Масла в огонь добавляет жена – вместо поддержки и помощи от нее достаются упреки (Надежда Мандельштам впоследствии назовет ее ведьмой).
Ученый в отчаянии: «Врачи стали со мной обращаться почтительно, как будто хотят укутать в вату, чтоб не разбился. Очень хочется еще пожить: с глазами, с руками, ногами. Головой. Друзьями».
Становится все хуже. Выходит прогуляться в сад и падает на ровном месте. Дома держится за стены.
Спасает одна лишь работа. Роман о Пушкине. Однако же и он дается нелегко.
А ведь по тексту этого не скажешь! Текст свежий, восхитительный, образ сменяет новый образ, еще ярче прежнего.
«Николинька Трубецкой был мал ростом, ленив и толст, желт, как лимон. Старый дед доживал свой век и крепко зяб, поэтому зимою непрерывно топили, а летом не открывали окон. Слуги ходили по дому как сонные мухи. В комоде было тихо, душно и скучно. Казалось, и молодые вместе со стариком доживают свой век. Николинька не играл в мяч и не бегал взапуски, он был сластена, лакомка, и нежная тетка его закармливала».
И в письмах близким, тоже образы, и тоже очень сильные:
«Меня болезнь ест, как мыши едят хлеб, и я сейчас, как пустой амбар с мышиными следами. Как в таком помещении придется прожить чего доброго – 10 лет, – ей-богу не понимаю».
«Новостей у меня нет, я никуда не хожу – не на чем».
«Спинной мозг хлещет по ногам, и они у меня стальные».
Хуже всего дело обстоит с наукой. Она требует гораздо большей концентрации и, вместе с этим, гораздо дороже Тынянову, чем историческая беллетристика. Чуковский писал еще раньше, когда Юрий Николаевич был на коне: «По какой-то непонятной причине Тынянов-ученый не любил Тынянова-художника, держал его в черном теле, исключительно для домашних услуг, и давал ему волю лишь в веселой компании, по праздникам, когда хотел отдохнуть от серьезных занятий».

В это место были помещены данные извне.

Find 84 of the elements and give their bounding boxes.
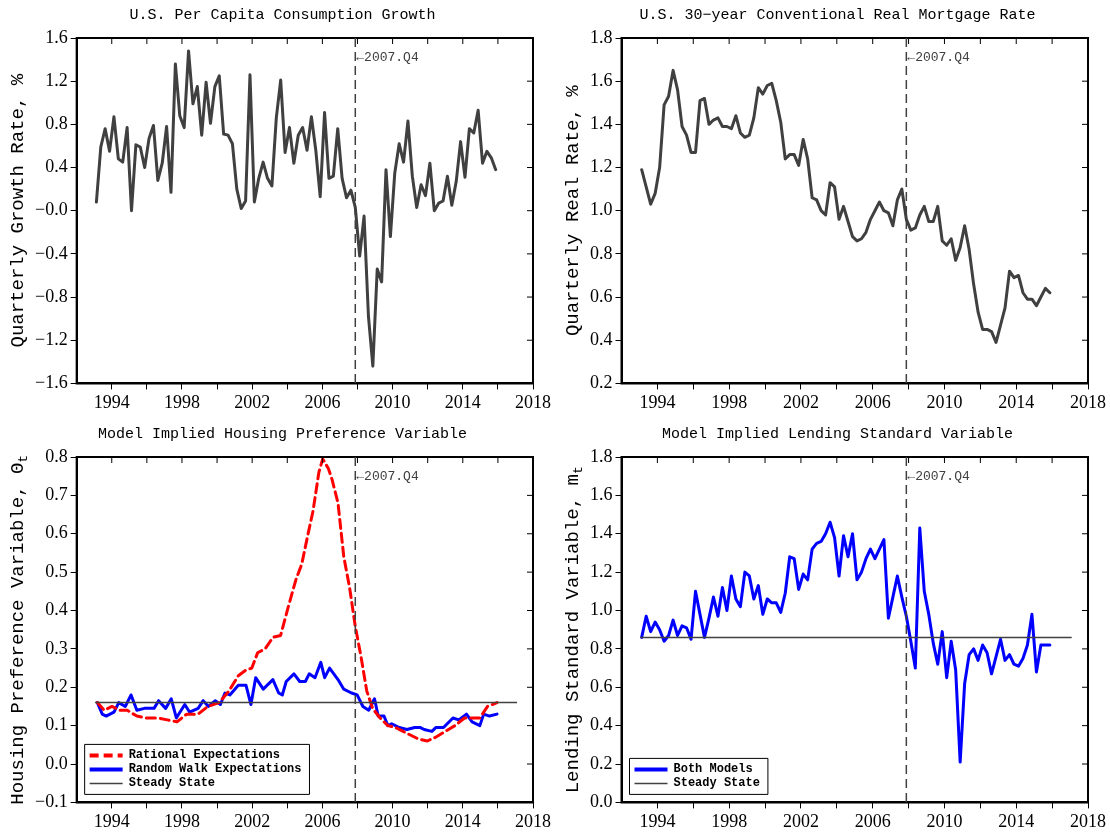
y-tick-label: 0.7 [45,484,68,505]
legend-label: Steady State [673,776,760,791]
legend-label: Rational Expectations [128,748,280,763]
x-tick-label: 2018 [515,391,551,412]
y-tick-label: 0.5 [45,560,68,581]
y-tick-label: 0.4 [45,599,68,620]
y-tick-label: 1.8 [590,445,613,466]
y-tick-label: 0.2 [590,752,613,773]
y-tick-label: 0.2 [590,372,613,393]
x-tick-label: 2002 [234,391,271,412]
x-tick-label: 2018 [1070,810,1106,831]
x-tick-label: 1994 [93,391,130,412]
x-tick-label: 2002 [234,810,271,831]
y-axis-title: Housing Preference Variable, Θt [7,454,32,805]
y-tick-label: 1.2 [45,69,68,90]
y-tick-label: 1.6 [45,26,68,47]
y-tick-label: 0.8 [45,445,68,466]
y-tick-label: −0.8 [35,285,68,306]
y-tick-label: 1.2 [590,560,613,581]
y-tick-label: −0.0 [35,199,68,220]
legend-label: Random Walk Expectations [128,762,302,777]
x-tick-label: 2002 [782,810,819,831]
y-tick-label: 1.8 [590,26,613,47]
y-tick-label: 0.4 [590,714,613,735]
y-axis-title: Quarterly Real Rate, % [562,84,585,337]
y-tick-label: −0.1 [35,791,68,812]
y-tick-label: −1.2 [35,328,68,349]
y-tick-label: 1.4 [590,113,613,134]
y-tick-label: 1.6 [590,484,613,505]
y-tick-label: −1.6 [35,372,68,393]
y-tick-label: 0.8 [45,113,68,134]
y-tick-label: 1.4 [590,522,613,543]
chart-title: Model Implied Lending Standard Variable [661,425,1014,443]
x-tick-label: 2006 [854,810,891,831]
chart-title: Model Implied Housing Preference Variable [97,425,468,443]
x-tick-label: 2006 [854,391,891,412]
x-tick-label: 2010 [926,810,963,831]
x-tick-label: 2002 [782,391,819,412]
x-tick-label: 2010 [926,391,963,412]
y-tick-label: 0.4 [45,156,68,177]
y-tick-label: 0.1 [45,714,68,735]
x-tick-label: 2006 [304,391,341,412]
y-tick-label: 0.3 [45,637,68,658]
legend-label: Both Models [673,762,753,777]
ref-line-label: ←2007.Q4 [356,469,419,485]
y-tick-label: 0.2 [45,676,68,696]
x-tick-label: 2006 [304,810,341,831]
y-tick-label: 0.6 [590,676,613,696]
x-tick-label: 2014 [444,391,481,412]
y-tick-label: 1.0 [590,599,613,620]
y-tick-label: 0.8 [590,242,613,263]
y-tick-label: 0.4 [590,328,613,349]
y-tick-label: 1.2 [590,156,613,177]
ref-line-label: ←2007.Q4 [356,50,419,66]
x-tick-label: 1998 [711,810,748,831]
legend-label: Steady State [128,776,216,791]
y-axis-title: Lending Standard Variable, mt [562,466,587,794]
y-tick-label: 0.6 [45,522,68,543]
x-tick-label: 1994 [639,810,676,831]
x-tick-label: 2010 [374,810,411,831]
x-tick-label: 2014 [998,391,1035,412]
y-tick-label: 0.8 [590,637,613,658]
x-tick-label: 2014 [998,810,1035,831]
y-tick-label: 0.6 [590,285,613,306]
ref-line-label: ←2007.Q4 [907,50,970,66]
y-tick-label: −0.4 [35,242,68,263]
x-tick-label: 1994 [639,391,676,412]
x-tick-label: 2018 [1070,391,1106,412]
y-tick-label: 1.6 [590,69,613,90]
x-tick-label: 1994 [93,810,130,831]
x-tick-label: 2014 [444,810,481,831]
y-tick-label: 0.0 [590,791,613,812]
ref-line-label: ←2007.Q4 [907,469,970,485]
y-axis-title: Quarterly Growth Rate, % [7,73,30,348]
chart-title: U.S. 30−year Conventional Real Mortgage Rate [639,6,1036,24]
line-series [95,457,499,743]
x-tick-label: 2010 [374,391,411,412]
x-tick-label: 1998 [163,810,200,831]
y-tick-label: 1.0 [590,199,613,220]
y-tick-label: 0.0 [45,752,68,773]
chart-title: U.S. Per Capita Consumption Growth [129,6,436,24]
x-tick-label: 1998 [163,391,200,412]
x-tick-label: 2018 [515,810,551,831]
x-tick-label: 1998 [711,391,748,412]
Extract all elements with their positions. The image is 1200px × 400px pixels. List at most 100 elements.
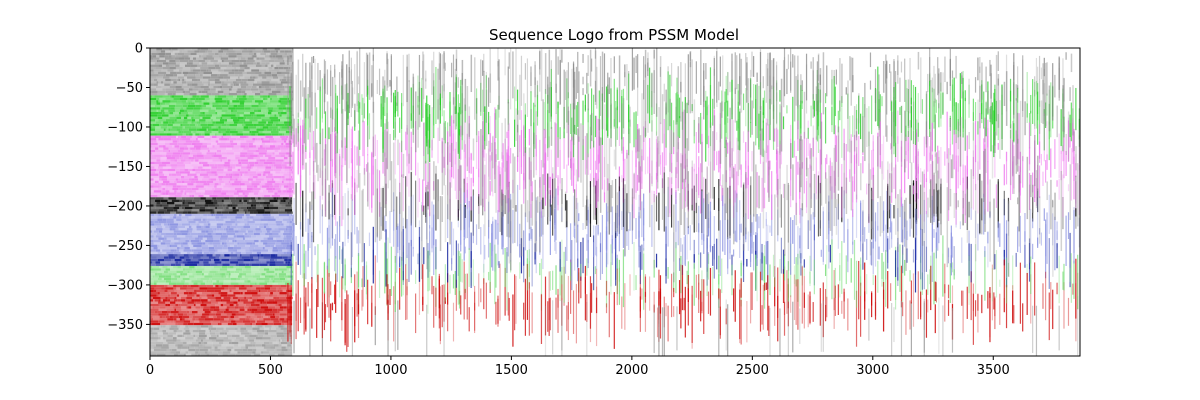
heatmap-cell bbox=[241, 175, 244, 179]
heatmap-cell bbox=[251, 206, 256, 210]
heatmap-cell bbox=[281, 287, 289, 290]
noise-streak bbox=[405, 131, 407, 151]
heatmap-cell bbox=[234, 230, 239, 233]
heatmap-cell bbox=[280, 102, 288, 105]
heatmap-cell bbox=[277, 192, 286, 195]
noise-streak bbox=[548, 136, 550, 195]
heatmap-cell bbox=[213, 202, 218, 205]
heatmap-cell bbox=[275, 346, 282, 349]
heatmap-cell bbox=[257, 76, 263, 79]
noise-streak bbox=[530, 169, 532, 218]
heatmap-cell bbox=[165, 247, 170, 250]
heatmap-cell bbox=[258, 121, 267, 124]
noise-streak bbox=[595, 66, 598, 109]
heatmap-cell bbox=[207, 64, 215, 67]
heatmap-cell bbox=[223, 59, 232, 63]
noise-streak bbox=[356, 226, 358, 244]
noise-streak bbox=[457, 250, 459, 305]
heatmap-cell bbox=[245, 313, 248, 316]
noise-streak bbox=[399, 205, 401, 264]
noise-streak bbox=[299, 80, 302, 112]
heatmap-cell bbox=[253, 114, 257, 117]
heatmap-cell bbox=[255, 64, 262, 67]
noise-streak bbox=[342, 196, 344, 220]
heatmap-cell bbox=[269, 81, 278, 84]
heatmap-cell bbox=[222, 353, 228, 356]
noise-streak bbox=[412, 246, 414, 257]
heatmap-cell bbox=[267, 310, 270, 314]
heatmap-cell bbox=[289, 213, 291, 217]
heatmap-cell bbox=[194, 275, 196, 278]
heatmap-cell bbox=[199, 206, 206, 210]
noise-streak bbox=[429, 250, 431, 291]
heatmap-cell bbox=[201, 133, 205, 136]
heatmap-cell bbox=[251, 332, 258, 335]
noise-streak bbox=[406, 54, 408, 135]
heatmap-cell bbox=[165, 268, 170, 271]
heatmap-cell bbox=[288, 249, 293, 252]
heatmap-cell bbox=[184, 48, 192, 51]
heatmap-cell bbox=[223, 93, 229, 96]
noise-streak bbox=[356, 271, 358, 301]
heatmap-cell bbox=[272, 152, 275, 155]
noise-streak bbox=[574, 222, 576, 239]
heatmap-cell bbox=[277, 116, 287, 120]
noise-streak bbox=[406, 278, 408, 320]
noise-streak bbox=[552, 300, 554, 355]
heatmap-cell bbox=[212, 55, 219, 58]
heatmap-cell bbox=[274, 152, 279, 155]
noise-streak bbox=[365, 52, 368, 97]
heatmap-cell bbox=[258, 147, 266, 150]
heatmap-cell bbox=[218, 69, 224, 72]
heatmap-cell bbox=[194, 135, 198, 139]
heatmap-cell bbox=[185, 78, 192, 82]
heatmap-cell bbox=[175, 171, 180, 174]
noise-streak bbox=[376, 79, 378, 94]
heatmap-cell bbox=[181, 85, 190, 89]
noise-streak bbox=[561, 207, 563, 221]
heatmap-cell bbox=[201, 218, 203, 221]
heatmap-cell bbox=[203, 341, 208, 345]
heatmap-cell bbox=[192, 154, 197, 157]
heatmap-cell bbox=[200, 95, 209, 98]
heatmap-cell bbox=[215, 116, 221, 120]
heatmap-cell bbox=[225, 308, 229, 311]
heatmap-cell bbox=[150, 211, 157, 214]
heatmap-cell bbox=[173, 254, 178, 257]
heatmap-cell bbox=[170, 310, 179, 314]
heatmap-cell bbox=[279, 306, 284, 309]
heatmap-cell bbox=[258, 258, 267, 262]
heatmap-cell bbox=[166, 244, 170, 248]
heatmap-cell bbox=[233, 284, 242, 288]
heatmap-cell bbox=[227, 109, 231, 112]
heatmap-cell bbox=[283, 95, 289, 98]
heatmap-cell bbox=[284, 353, 293, 356]
noise-streak bbox=[478, 194, 480, 207]
heatmap-cell bbox=[169, 351, 171, 354]
heatmap-cell bbox=[196, 90, 199, 94]
heatmap-cell bbox=[205, 337, 210, 340]
heatmap-cell bbox=[280, 341, 288, 345]
heatmap-cell bbox=[240, 247, 249, 250]
noise-streak bbox=[549, 81, 552, 122]
heatmap-cell bbox=[281, 322, 285, 326]
heatmap-cell bbox=[178, 111, 182, 115]
heatmap-cell bbox=[205, 329, 210, 333]
heatmap-cell bbox=[175, 268, 183, 271]
noise-streak bbox=[449, 274, 451, 294]
noise-streak bbox=[497, 61, 499, 81]
noise-streak bbox=[350, 69, 352, 85]
heatmap-cell bbox=[150, 100, 157, 103]
heatmap-cell bbox=[235, 223, 238, 226]
heatmap-cell bbox=[272, 66, 275, 70]
heatmap-cell bbox=[150, 168, 157, 172]
heatmap-cell bbox=[267, 237, 274, 240]
noise-streak bbox=[410, 223, 412, 274]
heatmap-cell bbox=[244, 334, 250, 338]
heatmap-cell bbox=[245, 268, 251, 271]
heatmap-cell bbox=[233, 152, 241, 155]
noise-streak bbox=[507, 154, 509, 213]
heatmap-cell bbox=[166, 218, 174, 221]
heatmap-cell bbox=[228, 228, 234, 231]
noise-streak bbox=[350, 128, 352, 148]
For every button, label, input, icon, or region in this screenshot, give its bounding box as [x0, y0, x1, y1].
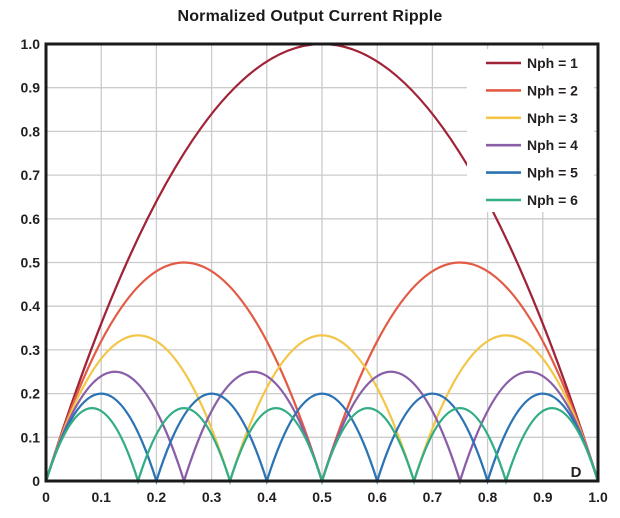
y-tick-label: 0.3 [21, 342, 41, 358]
x-tick-label: 0.6 [367, 489, 387, 505]
x-axis-label: D [571, 464, 582, 481]
x-tick-label: 0.5 [312, 489, 332, 505]
y-tick-label: 0.6 [21, 211, 41, 227]
y-tick-label: 1.0 [21, 36, 41, 52]
legend-label-nph-4: Nph = 4 [527, 137, 578, 153]
x-tick-label: 0.7 [423, 489, 443, 505]
y-tick-label: 0.5 [21, 255, 41, 271]
y-tick-label: 0.2 [21, 386, 41, 402]
legend-label-nph-3: Nph = 3 [527, 110, 578, 126]
y-tick-label: 0.1 [21, 429, 41, 445]
legend-label-nph-2: Nph = 2 [527, 82, 578, 98]
curve-nph-5 [44, 392, 600, 485]
curve-nph-3 [44, 334, 600, 485]
x-tick-label: 0.9 [533, 489, 553, 505]
x-tick-label: 0.4 [257, 489, 277, 505]
x-tick-label: 0.2 [147, 489, 167, 505]
chart-title: Normalized Output Current Ripple [177, 8, 443, 25]
y-tick-label: 0.9 [21, 80, 41, 96]
plot-border [44, 42, 600, 483]
legend-label-nph-1: Nph = 1 [527, 55, 578, 71]
y-tick-label: 0.8 [21, 123, 41, 139]
y-tick-label: 0 [32, 473, 40, 489]
x-tick-label: 1.0 [588, 489, 608, 505]
x-tick-label: 0.3 [202, 489, 222, 505]
x-tick-label: 0 [42, 489, 50, 505]
x-tick-label: 0.8 [478, 489, 498, 505]
legend-label-nph-6: Nph = 6 [527, 192, 578, 208]
legend-label-nph-5: Nph = 5 [527, 165, 578, 181]
y-tick-label: 0.4 [21, 298, 41, 314]
y-tick-label: 0.7 [21, 167, 41, 183]
x-tick-label: 0.1 [91, 489, 111, 505]
legend-background [467, 49, 594, 212]
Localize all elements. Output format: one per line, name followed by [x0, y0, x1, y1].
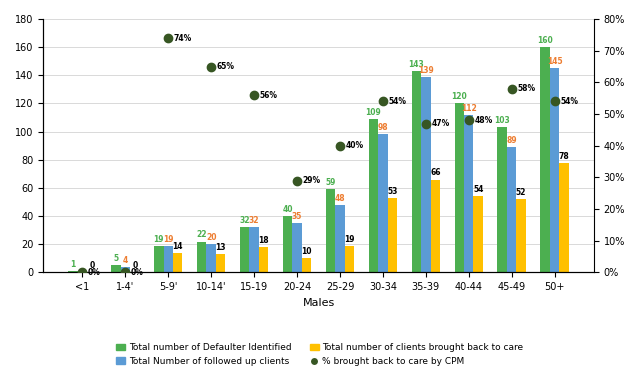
Text: 14: 14: [172, 242, 183, 251]
Text: 0%: 0%: [131, 268, 144, 277]
Text: 66: 66: [430, 168, 440, 177]
Bar: [120, 267, 130, 272]
Text: 112: 112: [461, 104, 477, 113]
Text: 19: 19: [154, 234, 164, 244]
Bar: [164, 246, 173, 272]
Text: 5: 5: [113, 255, 118, 263]
Bar: [369, 119, 378, 272]
Text: 58%: 58%: [517, 84, 536, 93]
Bar: [283, 216, 292, 272]
Text: 40: 40: [282, 205, 293, 214]
Text: 54: 54: [473, 186, 483, 194]
Text: 98: 98: [378, 124, 388, 132]
Text: 4: 4: [123, 256, 128, 265]
Bar: [250, 227, 259, 272]
Text: 74%: 74%: [174, 33, 192, 43]
Bar: [550, 68, 559, 272]
Bar: [154, 246, 164, 272]
Text: 0%: 0%: [88, 268, 101, 277]
Bar: [301, 259, 311, 272]
Text: 47%: 47%: [431, 119, 450, 128]
Text: 32: 32: [249, 216, 259, 225]
Bar: [412, 71, 421, 272]
Bar: [173, 253, 182, 272]
Bar: [68, 271, 77, 272]
Text: 22: 22: [196, 230, 207, 239]
Bar: [259, 247, 268, 272]
Text: 120: 120: [451, 92, 467, 101]
Text: 29%: 29%: [303, 176, 321, 185]
Bar: [326, 190, 335, 272]
Bar: [507, 147, 516, 272]
Text: 109: 109: [365, 108, 381, 117]
Text: 35: 35: [292, 212, 302, 221]
Text: 52: 52: [516, 188, 526, 197]
Text: 65%: 65%: [217, 62, 235, 71]
Bar: [540, 47, 550, 272]
Text: 160: 160: [537, 36, 553, 45]
Bar: [474, 197, 483, 272]
Text: 13: 13: [216, 243, 226, 252]
Text: 10: 10: [301, 247, 312, 256]
Bar: [111, 266, 120, 272]
Text: 20: 20: [206, 233, 216, 242]
Bar: [345, 246, 354, 272]
Bar: [464, 115, 474, 272]
Text: 78: 78: [559, 151, 570, 161]
Bar: [292, 223, 301, 272]
Text: 89: 89: [506, 136, 517, 145]
Text: 56%: 56%: [260, 91, 278, 99]
Bar: [559, 162, 569, 272]
Bar: [454, 104, 464, 272]
Bar: [516, 199, 526, 272]
Text: 1: 1: [70, 260, 76, 269]
Text: 18: 18: [259, 236, 269, 245]
Text: 0: 0: [132, 262, 138, 270]
Bar: [421, 77, 431, 272]
Bar: [335, 205, 345, 272]
Bar: [216, 254, 225, 272]
Text: 19: 19: [344, 234, 355, 244]
Text: 59: 59: [325, 178, 336, 187]
Text: 19: 19: [163, 234, 173, 244]
Text: 32: 32: [239, 216, 250, 225]
Text: 143: 143: [408, 60, 424, 69]
Bar: [378, 134, 388, 272]
Bar: [240, 227, 250, 272]
Text: 0: 0: [89, 262, 95, 270]
Text: 48%: 48%: [474, 116, 493, 125]
Text: 54%: 54%: [388, 97, 406, 106]
Text: 40%: 40%: [346, 141, 364, 150]
Text: 48: 48: [335, 194, 345, 203]
Text: 139: 139: [418, 66, 434, 75]
Text: 103: 103: [494, 116, 510, 125]
X-axis label: Males: Males: [302, 298, 335, 308]
Bar: [497, 127, 507, 272]
Bar: [197, 242, 207, 272]
Bar: [207, 244, 216, 272]
Legend: Total number of Defaulter Identified, Total Number of followed up clients, Total: Total number of Defaulter Identified, To…: [112, 339, 528, 370]
Bar: [388, 198, 397, 272]
Text: 54%: 54%: [560, 97, 578, 106]
Bar: [431, 180, 440, 272]
Text: 145: 145: [547, 57, 563, 66]
Text: 53: 53: [387, 187, 397, 196]
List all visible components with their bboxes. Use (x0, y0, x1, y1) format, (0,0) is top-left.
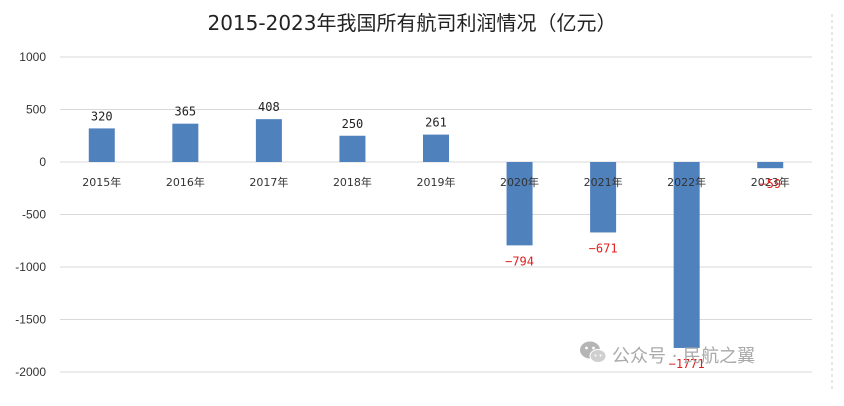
y-tick-label: 0 (39, 155, 46, 169)
x-tick-label: 2022年 (667, 175, 706, 189)
data-label: 320 (91, 109, 113, 123)
data-label: 250 (342, 117, 364, 131)
data-label: −794 (505, 254, 534, 268)
data-label: −59 (759, 177, 781, 191)
watermark-text: 公众号 · 民航之翼 (612, 346, 755, 367)
y-tick-label: -2000 (15, 365, 46, 379)
x-axis-tick-labels: 2015年 2016年 2017年 2018年 2019年 2020年 2021年 2022年… (82, 175, 789, 189)
bar (88, 128, 115, 162)
x-tick-label: 2016年 (166, 175, 205, 189)
x-tick-label: 2020年 (500, 175, 539, 189)
watermark: 公众号 · 民航之翼 (580, 341, 755, 367)
y-tick-label: -1500 (15, 313, 46, 327)
bar (757, 162, 784, 169)
bar (423, 134, 449, 162)
data-label: 408 (258, 100, 280, 114)
x-tick-label: 2015年 (82, 175, 121, 189)
bar (339, 135, 366, 162)
bar (172, 123, 199, 162)
data-label: 261 (425, 116, 447, 130)
y-tick-label: -500 (22, 208, 46, 222)
x-tick-label: 2018年 (333, 175, 372, 189)
y-tick-label: 500 (26, 103, 46, 117)
data-label: −1771 (669, 357, 705, 371)
bars (88, 119, 784, 348)
y-tick-label: 1000 (19, 50, 46, 64)
y-tick-label: -1000 (15, 260, 46, 274)
x-tick-label: 2017年 (249, 175, 288, 189)
y-axis-tick-labels: 1000 500 0 -500 -1000 -1500 -2000 (15, 50, 46, 379)
bar (255, 119, 282, 162)
data-label: 365 (174, 105, 196, 119)
bar (506, 162, 533, 246)
x-tick-label: 2023年 (751, 175, 790, 189)
bar (673, 162, 700, 348)
x-tick-label: 2021年 (584, 175, 623, 189)
x-tick-label: 2019年 (417, 175, 456, 189)
chart-title: 2015-2023年我国所有航司利润情况（亿元） (207, 11, 616, 35)
wechat-icon (580, 341, 607, 363)
data-label: −671 (589, 241, 618, 255)
data-labels: 320 365 408 250 261 −794 −671 −1771 −59 (91, 100, 781, 371)
bar (590, 162, 617, 233)
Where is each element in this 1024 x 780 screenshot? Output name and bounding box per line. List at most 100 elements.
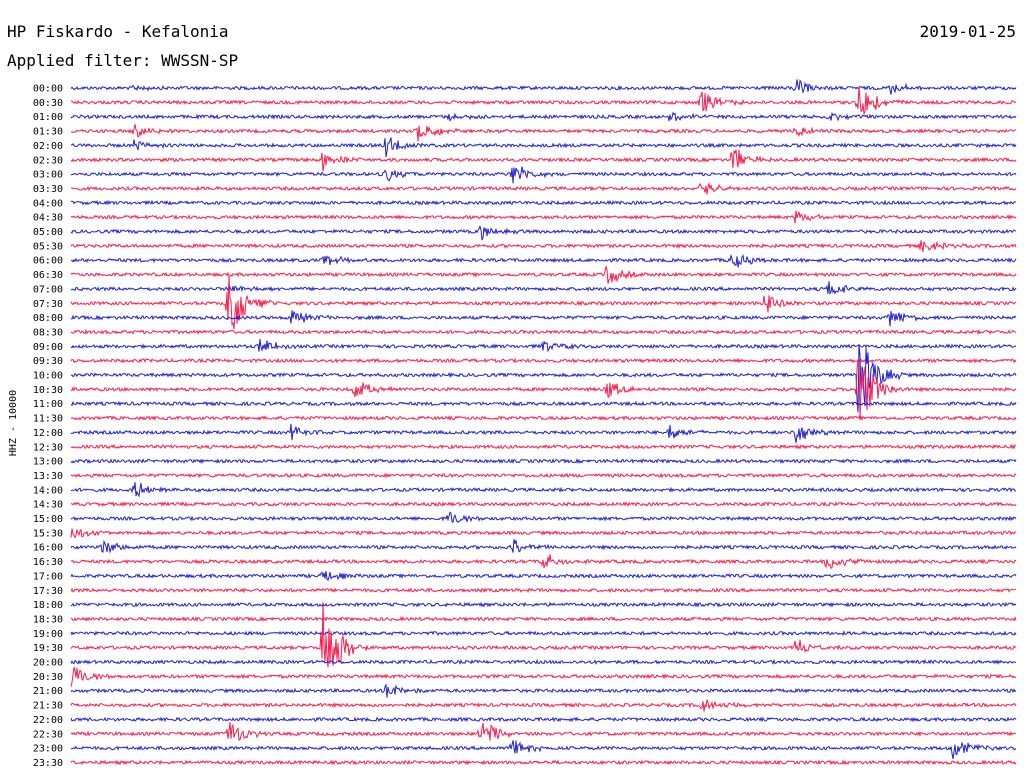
time-tick-label: 16:30 [33,557,63,568]
trace-row-0630 [70,266,1017,284]
trace-row-0230 [70,149,1017,172]
time-tick-label: 03:30 [33,184,63,195]
seismic-traces [70,79,1017,766]
channel-axis-label: HHZ - 10000 [8,390,19,456]
time-tick-label: 20:30 [33,672,63,683]
time-tick-label: 11:30 [33,414,63,425]
trace-row-0500 [70,224,1017,241]
time-tick-label: 22:30 [33,729,63,740]
trace-row-1500 [70,511,1017,523]
time-tick-label: 04:30 [33,213,63,224]
time-tick-label: 08:00 [33,313,63,324]
time-tick-label: 01:00 [33,112,63,123]
trace-row-0100 [70,111,1017,122]
trace-row-0330 [71,181,1017,195]
trace-row-0430 [70,210,1017,224]
trace-row-2230 [70,722,1017,741]
trace-row-0930 [70,357,1017,364]
trace-row-2300 [70,740,1017,760]
trace-row-1130 [70,414,1017,422]
trace-row-0130 [70,124,1017,142]
time-tick-label: 15:30 [33,528,63,539]
time-tick-label: 02:30 [33,155,63,166]
trace-row-2330 [70,759,1017,766]
trace-row-1000 [70,344,1017,413]
trace-row-2100 [70,683,1017,698]
time-tick-label: 10:00 [33,371,63,382]
trace-row-0700 [70,281,1017,296]
time-tick-label: 00:00 [33,84,63,95]
time-tick-label: 06:30 [33,270,63,281]
trace-row-1400 [70,482,1017,498]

Но сейчас не до выбора. Нужно делать хотя бы что-нибудь.
Пришла война. Тыняновы отправились в эвакуацию. В блокадном Ленинграде легкомысленно остаются упаковки редкого французского лекарства. Когда-то на них возлагались большие надежды, но сейчас они не помогают.
В текст все чаще проникают собственные ощущения болезни. Голова валится на грудь, дыхание то и дело прерывается. Ученый, по сути, прощается с жизнью. А тем временем Пушкин прощается с юностью:
«Выше голову, ровней дыхание. Жизнь идет, как стих. Но прежних сердца ран, глубоких ран любви, ничто не излечило». Сознание меркнет, уходит и где-то блуждает, а потом вновь возвращается.
Вот Тынянов совсем не встает, переходит с письма на диктовку. Тремор, зрение почти что на нуле. И в 1943 году Юрий Николаевич умирает от пневмонии. Роман пополняет число великих произведений, не оконченных из-за болезни и смерти их автора: «Мертвые души», «Похождения бравого солдата Швейка», «В поисках утраченного времени».
Его хоронят на Ваганьковском. Происходит какая-то путаница, ошибка в объявлении, и на прощание с великим человеком никто не приходит. Илья Эренбуг пишет: «Я был на его похоронах… Тынянов был не ко двору и не ко времени. Газеты даже не сообщили о его смерти. Гроб стоял в маленькой комнате на Тверском бульваре, и веночки были из бумажных цветов – попроще, поскромнее. Я стоял у гроба и думал: мы хороним одного из самых умных писателей наших двадцатых годов».
А через считанные месяцы с ним рядом ложится и жена, Елена Александровна, «Леночка», «ведьма».